Sam has only seen the Spoofhounds lose four football games. When they lost the lead in the fourth quarter in last year’s championship game, Sam’s tears were as real as any of the players. Sam takes his sports seriously.
Those weren’t the only tears Sam shed for a sporting event. When he was only four, my team lost a first round game in the NCAA Regional Tournament on a last second shot. Michele told me he lay on the floor and cried after the game.
It will be hard for Sam to admit this now, but in 2008, my eight year old son refused to go to bed as long as his favorite college team, besides Northwest, was fighting for a national championship. That was the Monday night the Kansas Jayhawks were fighting for a national championship.
He cried and stomped around as Kansas fell behind by seven points with less than a minute to play. He jumped up and down on the couch when Sharron Collins hit a three-point field goal to send the game into overtime. It was only a matter of time before Kansas had defeated Memphis. Sam celebrated late into the night. He was in school the next day.
Despite all the football and basketball, baseball has always been Sam’s favorite sport. This past spring, he won his first varsity letter in baseball. Sam and I have attended games of professional teams all over the nation while his mother patiently waited in the hotel rooms. From Baltimore to Seattle, Tampa to San Diego and many in-between, our family spent a vacation watching baseball in a different venue, always chosen by Sam.
The highlight of our baseball trips was in Kansas City. We were lucky enough, thanks in large part to Geoff Conn, 97-1 The Vill & KNIM’s News and Sports Director, for tickets to attend four World Series games and many playoff games in 2014 and 2015.

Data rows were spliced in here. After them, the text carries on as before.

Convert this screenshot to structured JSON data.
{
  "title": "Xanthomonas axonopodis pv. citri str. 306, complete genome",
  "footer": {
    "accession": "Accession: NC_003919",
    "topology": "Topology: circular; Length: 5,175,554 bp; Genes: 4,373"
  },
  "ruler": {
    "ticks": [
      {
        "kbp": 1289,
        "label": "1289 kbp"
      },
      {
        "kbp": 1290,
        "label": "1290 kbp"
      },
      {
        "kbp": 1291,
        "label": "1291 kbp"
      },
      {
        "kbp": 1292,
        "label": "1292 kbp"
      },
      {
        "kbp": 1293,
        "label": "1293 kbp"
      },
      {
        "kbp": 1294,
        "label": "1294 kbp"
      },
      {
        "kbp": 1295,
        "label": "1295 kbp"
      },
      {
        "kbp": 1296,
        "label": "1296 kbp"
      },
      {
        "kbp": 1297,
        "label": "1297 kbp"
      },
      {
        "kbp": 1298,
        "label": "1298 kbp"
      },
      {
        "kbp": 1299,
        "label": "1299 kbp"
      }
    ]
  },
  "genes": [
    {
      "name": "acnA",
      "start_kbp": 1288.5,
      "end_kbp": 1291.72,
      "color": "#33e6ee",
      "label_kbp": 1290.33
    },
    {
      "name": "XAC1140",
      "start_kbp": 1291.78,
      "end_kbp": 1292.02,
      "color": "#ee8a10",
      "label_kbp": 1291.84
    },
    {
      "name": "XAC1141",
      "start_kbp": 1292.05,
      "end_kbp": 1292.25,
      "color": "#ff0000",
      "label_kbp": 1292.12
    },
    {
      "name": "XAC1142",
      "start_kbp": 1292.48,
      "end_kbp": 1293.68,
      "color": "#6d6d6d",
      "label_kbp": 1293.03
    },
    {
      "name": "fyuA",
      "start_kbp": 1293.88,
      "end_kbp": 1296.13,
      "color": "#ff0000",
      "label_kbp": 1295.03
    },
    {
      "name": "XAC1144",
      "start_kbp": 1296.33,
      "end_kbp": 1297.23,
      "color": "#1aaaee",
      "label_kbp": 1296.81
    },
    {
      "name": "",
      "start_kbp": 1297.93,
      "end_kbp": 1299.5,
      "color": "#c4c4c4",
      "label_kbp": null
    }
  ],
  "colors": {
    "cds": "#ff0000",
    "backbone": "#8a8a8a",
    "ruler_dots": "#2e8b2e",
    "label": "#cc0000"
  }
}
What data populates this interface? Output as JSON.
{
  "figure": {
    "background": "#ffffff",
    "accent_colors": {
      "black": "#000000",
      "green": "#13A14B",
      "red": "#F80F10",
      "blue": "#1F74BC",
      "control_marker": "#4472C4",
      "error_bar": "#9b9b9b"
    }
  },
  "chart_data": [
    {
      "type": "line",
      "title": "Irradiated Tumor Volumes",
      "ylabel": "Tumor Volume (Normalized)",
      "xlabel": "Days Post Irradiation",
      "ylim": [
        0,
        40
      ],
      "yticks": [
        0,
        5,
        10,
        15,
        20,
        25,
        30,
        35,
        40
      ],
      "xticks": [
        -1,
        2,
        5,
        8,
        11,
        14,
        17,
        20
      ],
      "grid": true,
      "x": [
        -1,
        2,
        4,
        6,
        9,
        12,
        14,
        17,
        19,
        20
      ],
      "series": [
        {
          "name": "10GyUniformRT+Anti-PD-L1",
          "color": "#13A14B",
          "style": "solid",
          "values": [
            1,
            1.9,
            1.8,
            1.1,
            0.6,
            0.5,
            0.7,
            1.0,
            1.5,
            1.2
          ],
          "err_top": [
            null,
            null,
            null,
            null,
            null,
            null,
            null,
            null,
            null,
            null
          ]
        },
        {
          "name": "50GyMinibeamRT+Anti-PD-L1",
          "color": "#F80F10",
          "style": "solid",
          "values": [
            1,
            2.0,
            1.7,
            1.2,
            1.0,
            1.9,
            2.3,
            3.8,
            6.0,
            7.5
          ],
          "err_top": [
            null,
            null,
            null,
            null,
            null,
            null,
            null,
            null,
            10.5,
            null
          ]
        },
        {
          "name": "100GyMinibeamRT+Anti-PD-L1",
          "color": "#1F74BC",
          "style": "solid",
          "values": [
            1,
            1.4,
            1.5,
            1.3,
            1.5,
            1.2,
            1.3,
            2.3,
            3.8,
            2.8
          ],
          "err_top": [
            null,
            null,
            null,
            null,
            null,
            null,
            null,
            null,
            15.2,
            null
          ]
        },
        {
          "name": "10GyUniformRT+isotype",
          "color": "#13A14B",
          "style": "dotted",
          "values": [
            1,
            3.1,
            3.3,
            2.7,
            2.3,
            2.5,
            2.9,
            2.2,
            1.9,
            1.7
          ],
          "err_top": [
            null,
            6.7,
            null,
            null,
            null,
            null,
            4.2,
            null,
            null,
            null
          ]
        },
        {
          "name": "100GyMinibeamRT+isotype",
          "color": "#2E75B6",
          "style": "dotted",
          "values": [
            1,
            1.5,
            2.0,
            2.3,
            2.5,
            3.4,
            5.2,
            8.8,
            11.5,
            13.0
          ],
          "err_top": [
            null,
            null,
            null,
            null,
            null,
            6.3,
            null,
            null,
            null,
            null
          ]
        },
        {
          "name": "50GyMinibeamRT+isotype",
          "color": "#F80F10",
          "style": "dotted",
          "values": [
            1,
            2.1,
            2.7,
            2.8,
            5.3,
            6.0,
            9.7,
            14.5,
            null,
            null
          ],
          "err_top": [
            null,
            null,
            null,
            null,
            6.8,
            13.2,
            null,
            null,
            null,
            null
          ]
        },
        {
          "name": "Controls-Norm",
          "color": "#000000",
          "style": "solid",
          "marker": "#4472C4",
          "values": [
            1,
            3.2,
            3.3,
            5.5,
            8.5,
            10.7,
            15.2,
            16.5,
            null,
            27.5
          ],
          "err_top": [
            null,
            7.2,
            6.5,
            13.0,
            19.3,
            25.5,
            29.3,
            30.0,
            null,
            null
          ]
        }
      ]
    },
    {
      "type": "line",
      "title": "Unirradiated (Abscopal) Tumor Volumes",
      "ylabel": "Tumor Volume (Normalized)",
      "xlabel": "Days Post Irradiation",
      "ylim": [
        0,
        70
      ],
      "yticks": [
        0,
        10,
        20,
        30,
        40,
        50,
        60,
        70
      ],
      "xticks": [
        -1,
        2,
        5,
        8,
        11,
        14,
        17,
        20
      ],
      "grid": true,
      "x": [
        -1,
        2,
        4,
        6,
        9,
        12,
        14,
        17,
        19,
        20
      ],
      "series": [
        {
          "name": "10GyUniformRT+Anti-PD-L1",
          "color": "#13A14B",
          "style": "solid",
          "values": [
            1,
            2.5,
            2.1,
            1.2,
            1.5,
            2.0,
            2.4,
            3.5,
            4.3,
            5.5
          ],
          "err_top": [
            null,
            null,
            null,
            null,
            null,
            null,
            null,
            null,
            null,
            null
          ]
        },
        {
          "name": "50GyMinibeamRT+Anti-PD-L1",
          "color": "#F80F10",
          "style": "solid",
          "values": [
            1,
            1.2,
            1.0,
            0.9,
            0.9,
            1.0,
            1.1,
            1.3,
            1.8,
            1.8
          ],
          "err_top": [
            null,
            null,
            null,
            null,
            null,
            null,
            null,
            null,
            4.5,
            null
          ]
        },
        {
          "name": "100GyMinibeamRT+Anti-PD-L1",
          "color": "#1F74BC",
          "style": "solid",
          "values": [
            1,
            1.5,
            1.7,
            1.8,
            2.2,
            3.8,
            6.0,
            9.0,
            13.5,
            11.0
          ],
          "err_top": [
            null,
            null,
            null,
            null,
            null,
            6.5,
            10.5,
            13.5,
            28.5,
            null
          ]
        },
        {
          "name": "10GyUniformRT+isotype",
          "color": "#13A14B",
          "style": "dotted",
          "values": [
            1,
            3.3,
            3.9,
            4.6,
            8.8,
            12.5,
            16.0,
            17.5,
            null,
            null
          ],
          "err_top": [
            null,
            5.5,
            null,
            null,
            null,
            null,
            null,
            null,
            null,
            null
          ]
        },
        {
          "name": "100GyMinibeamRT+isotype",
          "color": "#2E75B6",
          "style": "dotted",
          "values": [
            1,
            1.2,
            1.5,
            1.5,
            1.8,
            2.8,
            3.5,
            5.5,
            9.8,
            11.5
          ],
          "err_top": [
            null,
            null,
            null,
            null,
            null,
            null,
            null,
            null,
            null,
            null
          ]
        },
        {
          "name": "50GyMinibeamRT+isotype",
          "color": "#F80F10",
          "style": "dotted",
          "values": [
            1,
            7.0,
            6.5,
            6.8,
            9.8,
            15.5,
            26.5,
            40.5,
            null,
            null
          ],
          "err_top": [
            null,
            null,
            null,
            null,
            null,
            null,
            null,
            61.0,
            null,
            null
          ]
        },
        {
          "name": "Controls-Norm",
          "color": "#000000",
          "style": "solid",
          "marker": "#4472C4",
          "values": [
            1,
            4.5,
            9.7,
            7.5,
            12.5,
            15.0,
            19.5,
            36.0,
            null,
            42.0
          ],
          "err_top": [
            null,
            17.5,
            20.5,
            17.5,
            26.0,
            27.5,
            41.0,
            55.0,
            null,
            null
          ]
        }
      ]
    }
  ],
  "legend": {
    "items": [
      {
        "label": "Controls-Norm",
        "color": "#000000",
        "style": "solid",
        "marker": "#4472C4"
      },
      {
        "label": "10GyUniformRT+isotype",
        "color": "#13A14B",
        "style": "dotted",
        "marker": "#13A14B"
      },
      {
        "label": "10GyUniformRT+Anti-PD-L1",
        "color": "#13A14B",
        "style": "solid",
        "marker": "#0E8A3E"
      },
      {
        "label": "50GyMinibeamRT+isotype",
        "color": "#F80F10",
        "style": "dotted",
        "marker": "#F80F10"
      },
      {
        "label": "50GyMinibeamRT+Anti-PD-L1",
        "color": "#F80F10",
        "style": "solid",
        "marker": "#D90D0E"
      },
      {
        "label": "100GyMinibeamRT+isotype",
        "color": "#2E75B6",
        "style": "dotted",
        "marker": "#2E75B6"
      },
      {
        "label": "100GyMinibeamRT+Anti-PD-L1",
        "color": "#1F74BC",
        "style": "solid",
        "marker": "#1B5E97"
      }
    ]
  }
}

Nothing could top the extra inning, come from behind win in the wild card game in 2014 against Jon Lester and the Oakland A’s. We didn’t get home until 4 am, but Sam was in school the next day.
I’m not sure if Sam would agree, but the cherry on top of the birthday cake with 18 years’ worth of athletic experiences came in 2011. That was the year my women’s team made the national Final Four game.

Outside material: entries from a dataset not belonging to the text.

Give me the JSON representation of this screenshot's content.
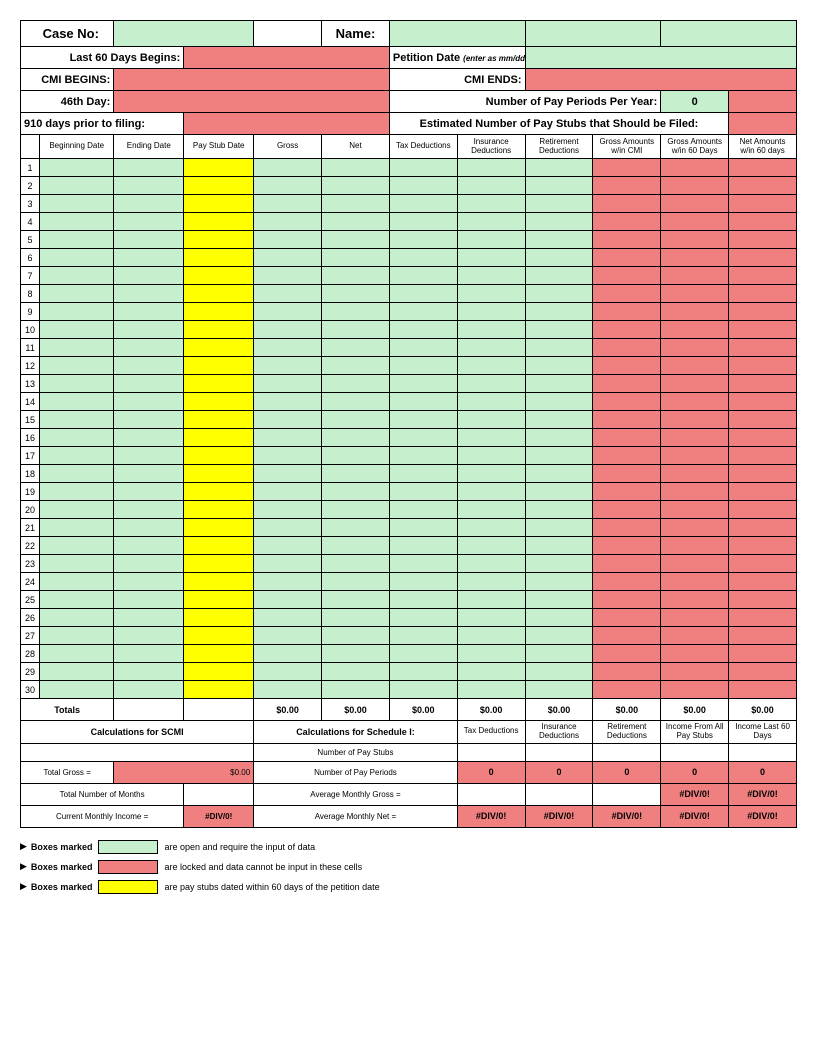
{
  "colors": {
    "green": "#c6efce",
    "red": "#f08080",
    "yellow": "#ffff00",
    "white": "#ffffff",
    "border": "#000000"
  },
  "header": {
    "case_no_label": "Case No:",
    "case_no_value": "",
    "name_label": "Name:",
    "name_value": "",
    "last60_label": "Last 60 Days Begins:",
    "petition_label": "Petition Date",
    "petition_hint": "(enter as mm/dd/yy)",
    "cmi_begins_label": "CMI BEGINS:",
    "cmi_ends_label": "CMI ENDS:",
    "day46_label": "46th Day:",
    "pay_periods_label": "Number of Pay Periods Per Year:",
    "pay_periods_value": "0",
    "days910_label": "910 days prior to filing:",
    "est_stubs_label": "Estimated Number of Pay Stubs that Should be Filed:"
  },
  "columns": [
    "Beginning Date",
    "Ending Date",
    "Pay Stub Date",
    "Gross",
    "Net",
    "Tax Deductions",
    "Insurance Deductions",
    "Retirement Deductions",
    "Gross Amounts w/in CMI",
    "Gross Amounts w/in 60 Days",
    "Net Amounts w/in 60 days"
  ],
  "row_count": 30,
  "totals": {
    "label": "Totals",
    "gross": "$0.00",
    "net": "$0.00",
    "tax": "$0.00",
    "insurance": "$0.00",
    "retirement": "$0.00",
    "cmi": "$0.00",
    "g60": "$0.00",
    "n60": "$0.00"
  },
  "calc_scmi": {
    "title": "Calculations for SCMI",
    "total_gross_label": "Total Gross =",
    "total_gross_value": "$0.00",
    "total_months_label": "Total Number of Months",
    "cmi_label": "Current Monthly Income =",
    "cmi_value": "#DIV/0!"
  },
  "calc_sched": {
    "title": "Calculations for Schedule I:",
    "num_stubs_label": "Number of Pay Stubs",
    "num_periods_label": "Number of Pay Periods",
    "avg_gross_label": "Average Monthly Gross =",
    "avg_net_label": "Average Monthly Net =",
    "col_labels": {
      "tax": "Tax Deductions",
      "insurance": "Insurance Deductions",
      "retirement": "Retirement Deductions",
      "income_all": "Income From All Pay Stubs",
      "income_60": "Income Last 60 Days"
    },
    "periods_row": {
      "tax": "0",
      "insurance": "0",
      "retirement": "0",
      "income_all": "0",
      "income_60": "0"
    },
    "gross_row": {
      "income_all": "#DIV/0!",
      "income_60": "#DIV/0!"
    },
    "net_row": {
      "tax": "#DIV/0!",
      "insurance": "#DIV/0!",
      "retirement": "#DIV/0!",
      "income_all": "#DIV/0!",
      "income_60": "#DIV/0!"
    }
  },
  "legend": {
    "prefix": "Boxes marked",
    "green_text": "are open and require the input of data",
    "red_text": "are locked and data cannot be input in these cells",
    "yellow_text": "are pay stubs dated within 60 days of the petition date"
  }
}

Along the way was a memorable regional trip to Oklahoma. Sam was sick and I didn’t know if he should ride the bus. The team doctor, Dr. Pat Harr, assured me he would provide all the medical care he would need. After a week in Oklahoma and a regional championship, Sam came home free of any cold symptoms. I’m convinced Dr. Harr is a super hero.
Sam shed a tear when that memorable season ended at the hands of Michigan Tech. We should have known that all it meant was just a stop-over in 18 years of athletic memories and experiences. I haven’t come close to talking about them all. Happy birthday, Sam.